This article could apply to any field of employment today, not just education. The “Other duties as assigned” clause at the end of most job descriptions has been used to expand employees horizons, drive employees to the point of burnout, and provide cause for termination.
Many schools today have a stated goal of creating life-long learners. Teachers realize the importance of continuing education credits in order to keep their certifications current, but there may be times when lesson plans need to change, new technologies need to be incorporated into those lesson plans and new strategies need to be crafted so that all learners can achieve to their potential.
So as a teacher, what happens when you receive word that 5 of the students in your class this year speak no English? Two speak Spanish, two speak Chinese, one speaks Korean, and you’re expected to be able to communicate with them so they can grasp the learning points in your lesson plan and master them so they can demonstrate their knowledge on the state-mandated achievement tests.

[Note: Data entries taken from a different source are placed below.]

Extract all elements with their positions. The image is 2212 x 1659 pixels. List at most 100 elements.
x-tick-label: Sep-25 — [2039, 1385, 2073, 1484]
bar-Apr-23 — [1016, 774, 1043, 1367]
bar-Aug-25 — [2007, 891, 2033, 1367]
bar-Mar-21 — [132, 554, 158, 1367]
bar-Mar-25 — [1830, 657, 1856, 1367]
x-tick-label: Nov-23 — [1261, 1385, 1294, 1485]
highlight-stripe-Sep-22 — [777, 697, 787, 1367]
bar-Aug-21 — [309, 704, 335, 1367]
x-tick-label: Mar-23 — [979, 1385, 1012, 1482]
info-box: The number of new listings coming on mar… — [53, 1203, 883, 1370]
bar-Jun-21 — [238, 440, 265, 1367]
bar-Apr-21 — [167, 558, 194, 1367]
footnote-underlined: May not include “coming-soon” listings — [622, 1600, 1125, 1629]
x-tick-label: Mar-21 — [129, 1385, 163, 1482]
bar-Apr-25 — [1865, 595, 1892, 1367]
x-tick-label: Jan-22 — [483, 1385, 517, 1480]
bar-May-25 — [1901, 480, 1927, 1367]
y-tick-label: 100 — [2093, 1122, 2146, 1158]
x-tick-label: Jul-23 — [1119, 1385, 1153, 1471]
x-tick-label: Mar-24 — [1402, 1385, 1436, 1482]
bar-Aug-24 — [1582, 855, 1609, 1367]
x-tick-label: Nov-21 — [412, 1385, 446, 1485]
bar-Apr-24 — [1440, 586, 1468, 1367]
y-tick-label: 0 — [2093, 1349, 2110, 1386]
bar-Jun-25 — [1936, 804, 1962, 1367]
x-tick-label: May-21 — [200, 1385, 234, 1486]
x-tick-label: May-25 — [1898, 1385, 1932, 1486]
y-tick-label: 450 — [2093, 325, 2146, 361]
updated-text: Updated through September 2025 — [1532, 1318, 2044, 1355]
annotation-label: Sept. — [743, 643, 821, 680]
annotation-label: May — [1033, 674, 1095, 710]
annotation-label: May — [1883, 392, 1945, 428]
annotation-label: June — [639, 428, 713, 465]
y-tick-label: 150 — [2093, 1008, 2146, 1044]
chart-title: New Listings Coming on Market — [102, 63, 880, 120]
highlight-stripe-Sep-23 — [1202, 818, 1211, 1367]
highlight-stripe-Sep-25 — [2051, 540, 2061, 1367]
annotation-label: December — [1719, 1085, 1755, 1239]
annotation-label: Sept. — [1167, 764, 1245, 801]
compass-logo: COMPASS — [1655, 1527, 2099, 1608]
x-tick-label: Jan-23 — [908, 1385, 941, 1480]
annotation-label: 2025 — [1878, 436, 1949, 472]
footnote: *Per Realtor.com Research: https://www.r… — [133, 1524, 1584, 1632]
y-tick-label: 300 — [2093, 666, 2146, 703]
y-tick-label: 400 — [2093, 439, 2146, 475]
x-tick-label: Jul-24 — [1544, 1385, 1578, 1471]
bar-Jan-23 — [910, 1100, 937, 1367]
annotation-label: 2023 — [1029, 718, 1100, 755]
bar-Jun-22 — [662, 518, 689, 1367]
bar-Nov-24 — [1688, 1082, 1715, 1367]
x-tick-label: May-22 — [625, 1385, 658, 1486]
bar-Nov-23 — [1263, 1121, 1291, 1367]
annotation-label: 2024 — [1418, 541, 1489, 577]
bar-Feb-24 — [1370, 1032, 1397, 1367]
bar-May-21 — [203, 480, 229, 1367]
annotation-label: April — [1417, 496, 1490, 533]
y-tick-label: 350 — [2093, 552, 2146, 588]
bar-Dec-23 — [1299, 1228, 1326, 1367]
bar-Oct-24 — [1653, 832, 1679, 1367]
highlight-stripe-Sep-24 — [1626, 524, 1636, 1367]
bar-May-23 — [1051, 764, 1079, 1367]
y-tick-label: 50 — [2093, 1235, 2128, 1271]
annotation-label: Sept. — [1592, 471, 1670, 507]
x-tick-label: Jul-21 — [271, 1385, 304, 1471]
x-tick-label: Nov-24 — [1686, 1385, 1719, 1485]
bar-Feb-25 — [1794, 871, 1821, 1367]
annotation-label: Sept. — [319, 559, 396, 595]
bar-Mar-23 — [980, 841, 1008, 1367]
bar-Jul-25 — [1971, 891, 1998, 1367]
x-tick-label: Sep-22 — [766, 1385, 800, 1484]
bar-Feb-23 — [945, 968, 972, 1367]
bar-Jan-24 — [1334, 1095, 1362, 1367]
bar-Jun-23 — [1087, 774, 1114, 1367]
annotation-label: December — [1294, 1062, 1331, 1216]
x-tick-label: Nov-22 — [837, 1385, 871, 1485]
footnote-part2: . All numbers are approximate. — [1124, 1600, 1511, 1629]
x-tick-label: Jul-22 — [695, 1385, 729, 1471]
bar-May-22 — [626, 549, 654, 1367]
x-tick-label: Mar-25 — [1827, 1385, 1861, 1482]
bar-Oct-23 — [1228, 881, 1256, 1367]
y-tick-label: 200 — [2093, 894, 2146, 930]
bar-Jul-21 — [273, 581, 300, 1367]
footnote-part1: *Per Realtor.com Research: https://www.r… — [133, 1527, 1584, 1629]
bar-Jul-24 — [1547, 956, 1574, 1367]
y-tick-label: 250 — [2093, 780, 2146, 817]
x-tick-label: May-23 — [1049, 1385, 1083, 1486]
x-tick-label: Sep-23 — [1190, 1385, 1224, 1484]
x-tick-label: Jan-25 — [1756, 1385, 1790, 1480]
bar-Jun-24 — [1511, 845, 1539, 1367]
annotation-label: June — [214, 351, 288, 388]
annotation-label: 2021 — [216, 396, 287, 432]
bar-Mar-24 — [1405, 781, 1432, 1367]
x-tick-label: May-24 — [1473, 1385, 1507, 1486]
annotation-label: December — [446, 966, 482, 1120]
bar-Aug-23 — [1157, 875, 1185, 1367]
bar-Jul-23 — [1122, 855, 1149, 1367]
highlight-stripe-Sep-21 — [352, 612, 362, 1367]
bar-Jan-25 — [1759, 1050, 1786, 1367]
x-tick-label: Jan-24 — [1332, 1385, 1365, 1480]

Then there are the over-achievers, as well as those who wish they were someplace other than the classroom. They also need to demonstrate mastery on those tests.
This is when teachers realize they need to be life-long learners, too! If you expect your students to be life-long learners, then one of the best ways to teach this concept is to model it.
It helps to remember that education is all about change. If a student walks out of the classroom with a little more knowledge than when he or she came into the classroom, then learning has occurred. That means something has changed. Further, students “change” classes every day, and students progress from one grade level to the next. That certainly is an example of change. Teachers change, administrators change and even a student’s classmates change. It’s an atmosphere where change is constant.
So when someone finds a better way to do something in a school, and there’s someone who says, “I’m not going to change what I’ve done for the past 20 years,” that’s a person who really doesn’t know what education is all about.